I have to admit, this guy has me confused; ages ago he spoke about having trained Superman, at the start of this issue he wants to see what the hero is capable of, and by the end it seems control of Doomsday was his goal all along. As I've said previously, I hope Mr Oz is dealt with soon, as I'm not keen on mysterious types with mysteriously flexible agendas. Watch him turn out to be the 2016 version of the Robot Teacher From Krypton...
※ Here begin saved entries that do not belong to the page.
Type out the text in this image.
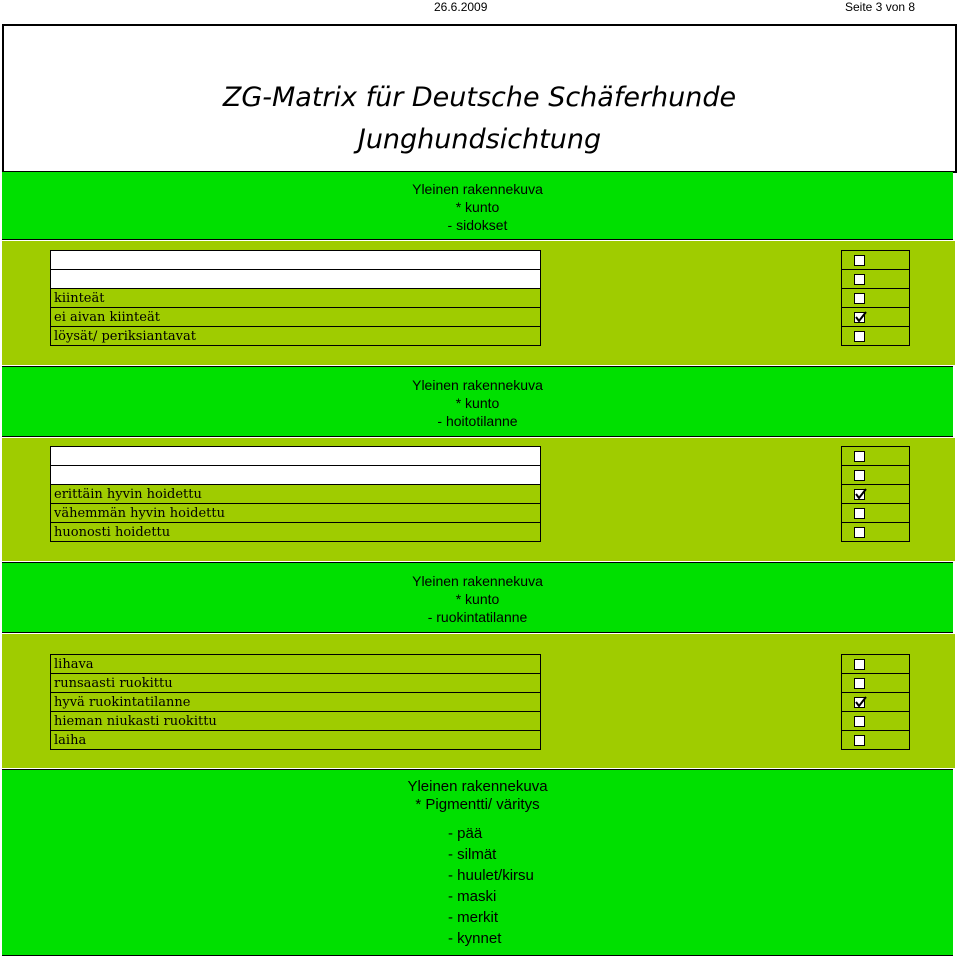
26.6.2009	Seite 3 von 8
ZG-Matrix für Deutsche Schäferhunde
Junghundsichtung
Yleinen rakennekuva
* kunto
- sidokset
kiinteät
ei aivan kiinteät
löysät/ periksiantavat
Yleinen rakennekuva
* kunto
- hoitotilanne
erittäin hyvin hoidettu
vähemmän hyvin hoidettu
huonosti hoidettu
Yleinen rakennekuva
* kunto
- ruokintatilanne
lihava
runsaasti ruokittu
hyvä ruokintatilanne
hieman niukasti ruokittu
laiha
Yleinen rakennekuva
* Pigmentti/ väritys
- pää
- silmät
- huulet/kirsu
- maski
- merkit
- kynnet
This issue also has Superman and Lex Luthor having a chat. Luthor has acted heroically throughout the fight with Doomsday, latterly doing a fine job with evacuation and rescue work. Superman risked everything to stop the creature. And yet neither is willing to trust the other - for the time being, they'll be uneasy allies.
The apparently powerless extra Clark Kent is also around, but his deal is at the core of next issue, and I cannot wait to find out more about him.
Jurgens is doing a tremendous job juggling mysteries, Action Comics has been hugely consistent over its first few fortnightly issues. And Stephen Segovia, one of the rotating pencillers, acquits himself well, with dynamic layouts that power us through the story. It helps that veteran inker Art Thibert is on board to add his own brand of sharpness. One or two of the fight scenes with Doomsday are a tiny bit tough to parse, but I've always found that with the monster - all those spikes and rough planes make him difficult to get a visual grip on.
The colours of Ulises Areola have the necessary pop, while letterer Rob Leigh makes me smile with his Lois caption boxes.
The variant cover by artist Gary Frank and colourist Brad Anderson is well executed, but a bit too similar in subject and tone to ones we've seen throughout this storyline.
The regular cover by Clay Mann and Alejandro Sanchez with Dan Jurgens - whatever that means - uses an old idea, but it's hugely well-done, with the combatants tiny as they smash through a literal wall of Action.
Action Comics #962 is another hugely enjoyable issue of the new Superman saga, balancing fighty bits and talky bits with aplomb. Now, let's solve some mysteries.